Terlibat Dalam Pemilu, Netralitas Lemsaneg Diragukan

Foto: Sayangi.com/Istimewa

Jakarta, Sayangi.com – Berbagai kalangan meragukan keterlibatan Lembaga Sandi Negara (Lemsaneg) dalam proses Pemilu, tak terkecuali DPR. Lembaga ini diragukan karena keberadaannya langsung di bawah kendali Presiden Susilo Bambang Yudhoyono, sehingga Pemilu diragukan menjadi tidak netral dan tidak independen.

Hal ini diungkapkan anggota Komisi I Alexander Litaay menanggapi adanya nota kesepahaman antara KPU dengan Lemsaneg. Alexander ragu karena selama ini, lembaga ini bekerja tertutup, sehingga diragukan untuk bisa langsung menjadi sangat terbuka setelah terlibat dalam Pemilu.

“Lembaga Sandi Negara selalu silent operation. Tiba-tiba KPU minta Lemsaneg untuk operasi yang transparan. Bagaimana merubah habitat dari yang selama ini bergerak silent tiba-tiba masuk ke habitat yang butuh operasi terbuka,” kata Alexander yang juga politisi PDI Perjuangan ini dalam Rapat Komisi I DPR, Kamis (3/10/2013).

Rapat Komisi I dipimpin Mahfudz Siddiq (F-PKS) didampingi TB Hasanuddin (F-PG). Rapat menghadirkan Lemsaneg, KPU, KPI, Dewan Pers, RRI, dan TVRI. Rapat lebih banyak membahas pengamanan data Pemilu 2014. Dibutuhkan keterbukaan dan pengawasan ketat terhadap pelibatan Lemsaneg dalam Pemilu kali ini.

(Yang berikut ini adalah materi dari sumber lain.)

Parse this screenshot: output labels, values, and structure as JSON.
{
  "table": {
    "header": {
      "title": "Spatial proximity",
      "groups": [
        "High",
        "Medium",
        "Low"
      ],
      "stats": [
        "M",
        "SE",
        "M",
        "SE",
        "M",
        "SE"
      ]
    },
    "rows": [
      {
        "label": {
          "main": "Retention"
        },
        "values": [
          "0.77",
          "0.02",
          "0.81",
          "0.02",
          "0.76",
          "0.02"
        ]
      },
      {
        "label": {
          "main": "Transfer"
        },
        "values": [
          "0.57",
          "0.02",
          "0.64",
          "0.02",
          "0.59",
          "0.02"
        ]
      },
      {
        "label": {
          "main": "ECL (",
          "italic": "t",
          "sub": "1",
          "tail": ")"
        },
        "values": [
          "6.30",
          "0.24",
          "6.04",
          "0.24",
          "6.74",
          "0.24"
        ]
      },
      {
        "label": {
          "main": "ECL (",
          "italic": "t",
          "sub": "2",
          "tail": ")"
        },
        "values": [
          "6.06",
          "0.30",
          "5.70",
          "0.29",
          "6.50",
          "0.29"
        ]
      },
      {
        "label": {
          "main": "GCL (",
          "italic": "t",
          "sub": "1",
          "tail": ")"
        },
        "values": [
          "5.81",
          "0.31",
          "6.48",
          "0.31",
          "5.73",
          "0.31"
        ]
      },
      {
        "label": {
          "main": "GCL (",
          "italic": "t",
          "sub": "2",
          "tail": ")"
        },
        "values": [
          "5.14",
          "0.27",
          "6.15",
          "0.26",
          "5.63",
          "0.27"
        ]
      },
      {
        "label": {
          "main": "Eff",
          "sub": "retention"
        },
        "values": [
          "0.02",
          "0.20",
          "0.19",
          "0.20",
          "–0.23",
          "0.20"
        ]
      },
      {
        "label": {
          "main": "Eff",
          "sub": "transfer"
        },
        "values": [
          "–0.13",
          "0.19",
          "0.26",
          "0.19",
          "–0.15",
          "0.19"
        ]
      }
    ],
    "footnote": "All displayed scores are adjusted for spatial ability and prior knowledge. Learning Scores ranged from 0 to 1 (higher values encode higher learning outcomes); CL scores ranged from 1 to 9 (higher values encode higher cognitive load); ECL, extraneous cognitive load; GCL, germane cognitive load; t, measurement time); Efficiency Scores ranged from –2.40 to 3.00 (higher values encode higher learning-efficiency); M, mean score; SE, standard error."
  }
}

Anggota Komisi I lainnya Susaningtyas Nefo Handayani (F-Hanura) seperti dilansir situs resmi DPR menilai, keterlibatan Lemsaneg ibarat dua sisi mata uang. Bisa positif dan negatif. Positifnya, kata dia, data Pemilu bisa diamankan dengan sangat baik dan rapih. Namun, negatifnya ada kekhawatiran rekayasa teknologi dengan melalukan intersepsike sejumlah parpol. Hal itu menurutnya sangat membahayakan, apalagi parpol tidak punya kerja sama dengan Lemsaneg.